The snowfall that begin earlier today may turn into rain later tonight, following several inches of snow that an afternoon forecast from the National Weather Service said would be coming down throughout the region.
It's the third snowfall this week – and winter doesn't officially start until next Saturday.
Philadelphia will see one to three inches of snow, as will the area to the southeast. That snow should continue over the next couple of hours, said Mitchell Gaines, a meteorologist with the National Weather Service in Mount Holly. With the temperature hitting mid-30s for the highs, Gaines said, precipitation will mix into rain. The region should see between a half to one inch of rain, he said.
To the northwest, in the Lehigh Valley and northwest New Jersey, snowfall should be heavier, Gaines said. The latest forecast projects between four to eight inches of snow to fall through Sunday morning. There may also be some light icing, he said, with rain also possible.
The bulk of the snow comes in late afternoon through the evening, Gaines said, as a storm system comes in from the south and west. Early afternoon, the center of that system was located over the Ohio valley.
Sunday morning, the weather begins to clear, Gaines said, with temperatures warming to around 40 for the highs.
Two PIAA state football championship finals on Saturday at HersheyPark Stadium - one involving St. Joseph's Prep and the other Imhotep Charter - were pushed back to Sunday.
The city Streets Department said its crews were preparing for a wintry mix of snow, sleet, and rain.
Commissioner David J. Perri said 95 pieces of equipment would be deployed Saturday. Primary and secondary streets will be treated with salt.
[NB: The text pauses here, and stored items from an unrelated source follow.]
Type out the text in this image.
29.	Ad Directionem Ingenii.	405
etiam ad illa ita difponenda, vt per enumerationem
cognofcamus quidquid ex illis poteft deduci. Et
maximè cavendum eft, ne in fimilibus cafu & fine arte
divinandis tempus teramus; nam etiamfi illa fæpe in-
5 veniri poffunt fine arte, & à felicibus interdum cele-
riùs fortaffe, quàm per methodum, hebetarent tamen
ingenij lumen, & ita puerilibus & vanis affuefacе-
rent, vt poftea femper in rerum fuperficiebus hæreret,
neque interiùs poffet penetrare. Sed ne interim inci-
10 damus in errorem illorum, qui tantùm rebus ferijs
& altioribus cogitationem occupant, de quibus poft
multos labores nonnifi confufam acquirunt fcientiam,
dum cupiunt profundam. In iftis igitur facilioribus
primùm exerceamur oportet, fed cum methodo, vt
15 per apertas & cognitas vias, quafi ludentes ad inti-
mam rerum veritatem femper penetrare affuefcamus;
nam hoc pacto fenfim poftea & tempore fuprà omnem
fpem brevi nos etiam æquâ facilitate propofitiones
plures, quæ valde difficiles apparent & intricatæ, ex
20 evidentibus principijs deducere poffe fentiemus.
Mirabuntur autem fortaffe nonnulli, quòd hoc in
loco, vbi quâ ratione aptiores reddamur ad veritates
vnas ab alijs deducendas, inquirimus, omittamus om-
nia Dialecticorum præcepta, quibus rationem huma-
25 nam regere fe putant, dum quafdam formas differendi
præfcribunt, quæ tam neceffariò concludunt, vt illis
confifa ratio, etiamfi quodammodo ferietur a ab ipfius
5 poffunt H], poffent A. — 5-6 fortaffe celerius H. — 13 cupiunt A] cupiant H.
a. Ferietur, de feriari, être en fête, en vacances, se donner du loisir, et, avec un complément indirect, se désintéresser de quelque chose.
Some streets were treated with a brine solution Friday.
The forecast for Saturday night is a changeover to rain, which could be freezing depending on temperature shifts.
The last time snow fell three times this early in Philadelphia was 1995.
For snow lovers looking for favorable signs in the early storms, of the nine seasons with three or more early-season snowfalls, six finished way above normal, according to 126 years of government record-keeping.